Les résultats des enquêtes nationales de 2019 sur la nutrition au Sahel ne montrent pas de déclin immédiat de l’état nutritionnel des enfants. Cependant, la situation reste fragile avec des taux de malnutrition aiguë globale toujours supérieurs ou proches du “seuil d’alerte” de l’OMS au Niger (10,9 %) et au Mali (9,4 %). La situation est particulièrement préoccupante dans le Nord du Burkina Faso, où l’insécurité généralisée entrave considérablement la prévention et le traitement de la malnutrition aiguë chez les mères et les jeunes enfants.

Des évaluations nutritionnelles rapides menées dans les municipalités où se trouvent un grand nombre de personnes déplacées à l’intérieur du pays montrent une forte détérioration de l’état nutritionnel des enfants de moins de 5 ans. Une analyse plus approfondie impliquant des partenaires institutionnels et opérationnels est en cours pour identifier les zones les plus à risque.

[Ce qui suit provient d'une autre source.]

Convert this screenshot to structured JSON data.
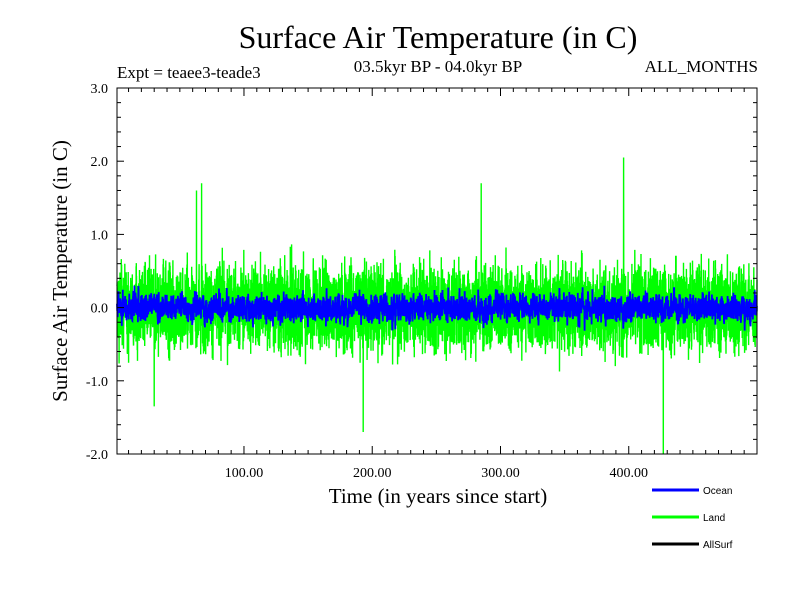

Selon le rapport, malgré une production agricole globalement satisfaisante, 3,3 millions de personnes ont besoin d’une assistance immédiate dans le Sahel central. Selon les experts, près de 4,8 millions de personnes dans le Sahel central seront menacées d’insécurité alimentaire pendant la période de soudure (juin-août 2020) si aucune mesure appropriée n’est prise d’urgence.